Wali Kota Padang, Fadly Amran, menyebutkan kerusakan infrastruktur mencapai Rp202,8 miliar hingga Sabtu (29/11/2025).
“Cukup banyak infrastruktur yang rusak akibat bencana hidrometeorologi ini,” kata Fadly, menyoroti dampak yang meluas, termasuk korban jiwa.
Jembatan Gunung Nago, penghubung Kecamatan Pauh dan Lubuk Kilangan, putus. Kerugian akibat putusnya jembatan ini diperkirakan mencapai Rp45 miliar.
Selain itu, jembatan Kalawi Limau Manis juga dilaporkan putus dengan kerugian mencapai Rp35 miliar.
Kepala Pelaksana BPBD Padang, Hendri Zulviton, menjelaskan total ada enam jembatan yang terdampak. Empat di antaranya putus dan dua lainnya rusak berat.
Kerusakan seluruh jembatan diperkirakan mencapai Rp127 miliar.
“Jalan di Batu Busuk putus total,” ujar Hendri, menambahkan bendungan, intake, jalan, dan tebing juga mengalami kerusakan berat.
Sarana PDAM juga tak luput dari terjangan banjir.
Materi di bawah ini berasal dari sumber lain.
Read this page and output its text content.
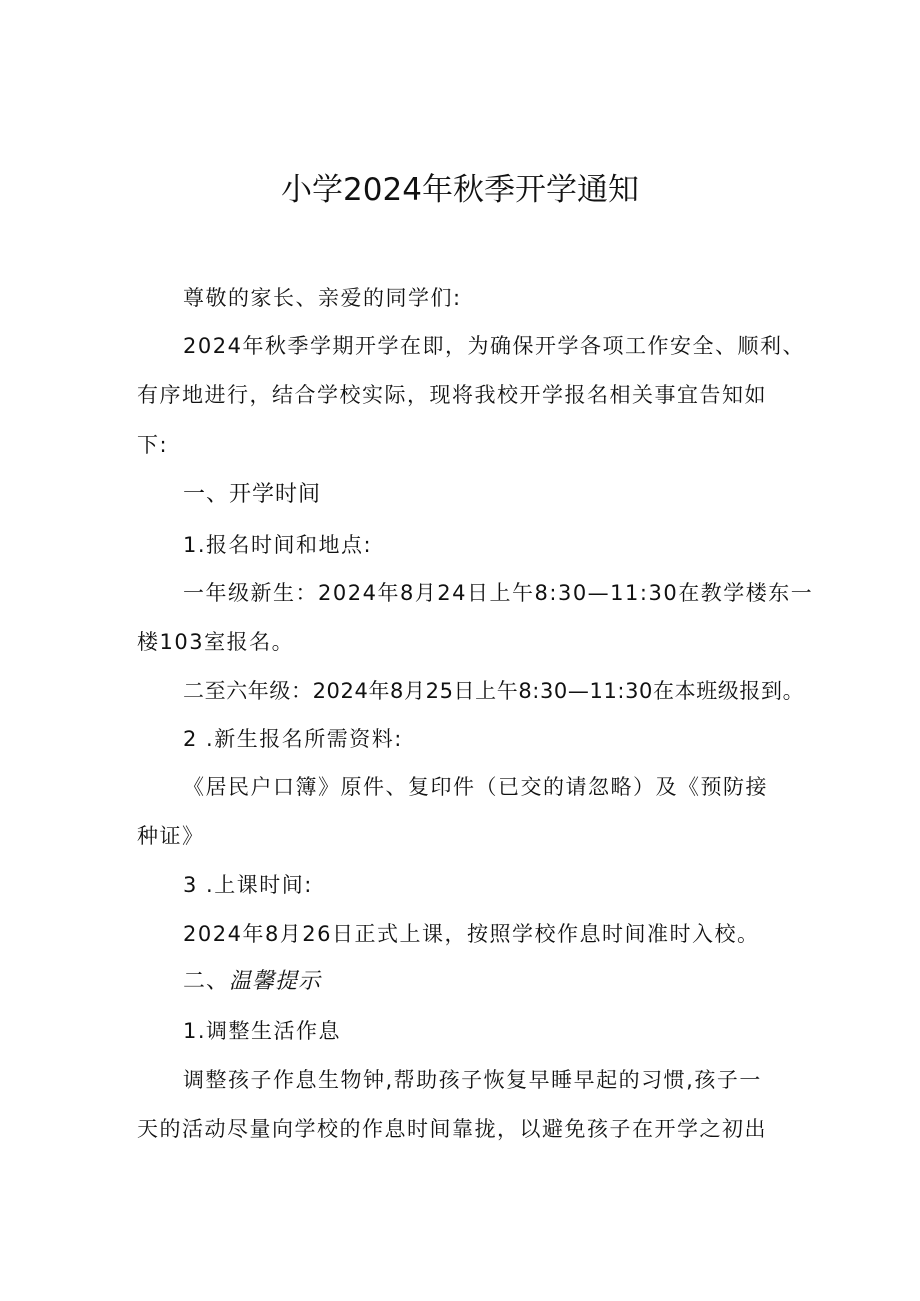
小学2024年秋季开学通知
尊敬的家长、亲爱的同学们:
2024年秋季学期开学在即，为确保开学各项工作安全、顺利、
有序地进行，结合学校实际，现将我校开学报名相关事宜告知如
下:
一、开学时间
1.报名时间和地点:
一年级新生：2024年8月24日上午8:30—11:30在教学楼东一
楼103室报名。
二至六年级：2024年8月25日上午8:30—11:30在本班级报到。
2 .新生报名所需资料:
《居民户口簿》原件、复印件（已交的请忽略）及《预防接
种证》
3 .上课时间:
2024年8月26日正式上课，按照学校作息时间准时入校。
二、温馨提示
1.调整生活作息
调整孩子作息生物钟,帮助孩子恢复早睡早起的习惯,孩子一
天的活动尽量向学校的作息时间靠拢，以避免孩子在开学之初出
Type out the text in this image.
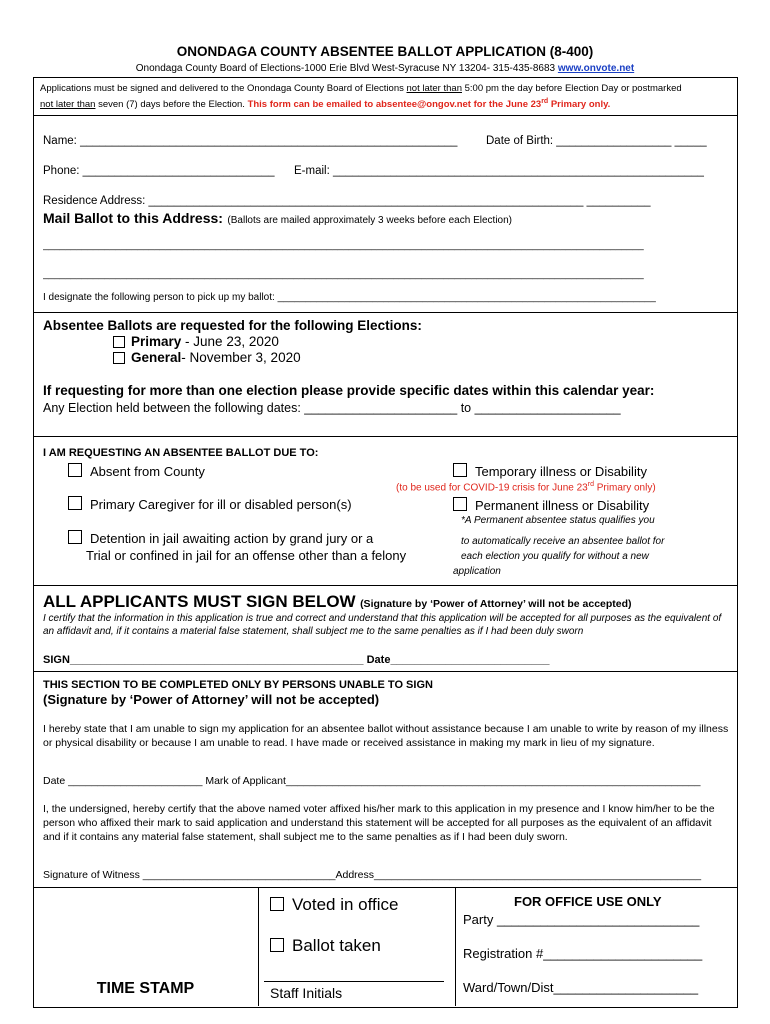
ONONDAGA COUNTY ABSENTEE BALLOT APPLICATION (8-400)
Onondaga County Board of Elections-1000 Erie Blvd West-Syracuse NY 13204- 315-435-8683 www.onvote.net
Applications must be signed and delivered to the Onondaga County Board of Elections not later than 5:00 pm the day before Election Day or postmarked
not later than seven (7) days before the Election. This form can be emailed to absentee@ongov.net for the June 23rd Primary only.
Name: ___________________________________________________________ Date of Birth: __________________ _____
Phone: ______________________________ E-mail: __________________________________________________________
Residence Address: ____________________________________________________________________ __________
Mail Ballot to this Address: (Ballots are mailed approximately 3 weeks before each Election)
____________________________________________________________________________________________________________
____________________________________________________________________________________________________________
I designate the following person to pick up my ballot: ____________________________________________________________________
Absentee Ballots are requested for the following Elections:
Primary - June 23, 2020
General- November 3, 2020
If requesting for more than one election please provide specific dates within this calendar year:
Any Election held between the following dates: ______________________ to _____________________
I AM REQUESTING AN ABSENTEE BALLOT DUE TO:
Absent from County
Primary Caregiver for ill or disabled person(s)
Detention in jail awaiting action by grand jury or a
Trial or confined in jail for an offense other than a felony
Temporary illness or Disability
(to be used for COVID-19 crisis for June 23rd Primary only)
Permanent illness or Disability
*A Permanent absentee status qualifies you
to automatically receive an absentee ballot for
each election you qualify for without a new
application
ALL APPLICANTS MUST SIGN BELOW (Signature by ‘Power of Attorney’ will not be accepted)
I certify that the information in this application is true and correct and understand that this application will be accepted for all purposes as the equivalent of an affidavit and, if it contains a material false statement, shall subject me to the same penalties as if I had been duly sworn
SIGN________________________________________________ Date__________________________
THIS SECTION TO BE COMPLETED ONLY BY PERSONS UNABLE TO SIGN
(Signature by ‘Power of Attorney’ will not be accepted)
I hereby state that I am unable to sign my application for an absentee ballot without assistance because I am unable to write by reason of my illness or physical disability or because I am unable to read. I have made or received assistance in making my mark in lieu of my signature.
Date _______________________ Mark of Applicant_______________________________________________________________________
I, the undersigned, hereby certify that the above named voter affixed his/her mark to this application in my presence and I know him/her to be the person who affixed their mark to said application and understand this statement will be accepted for all purposes as the equivalent of an affidavit and if it contains any material false statement, shall subject me to the same penalties as if I had been duly sworn.
Signature of Witness _________________________________Address________________________________________________________
TIME STAMP
Voted in office
Ballot taken
Staff Initials
FOR OFFICE USE ONLY
Party ____________________________
Registration #______________________
Ward/Town/Dist____________________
Sebanyak 10 intake rusak berat, pipa distribusi putus, dan pompa air baku terendam.
“Sampai kini kita terus mendata jumlah kerugian,” ungkap Hendri.
Akibatnya, pasokan air bersih terputus ke sejumlah wilayah seperti Koto Tangah, Lubuk Begalung, dan Kuranji.
Warga Air Dingin, Kota Tangah, mengalami krisis air bersih, termasuk pengungsi.
Selain air bersih, bantuan mendesak yang dibutuhkan meliputi makanan, susu formula bayi, sembako, tenda, obat-obatan, selimut, vitamin, dan tenaga kesehatan.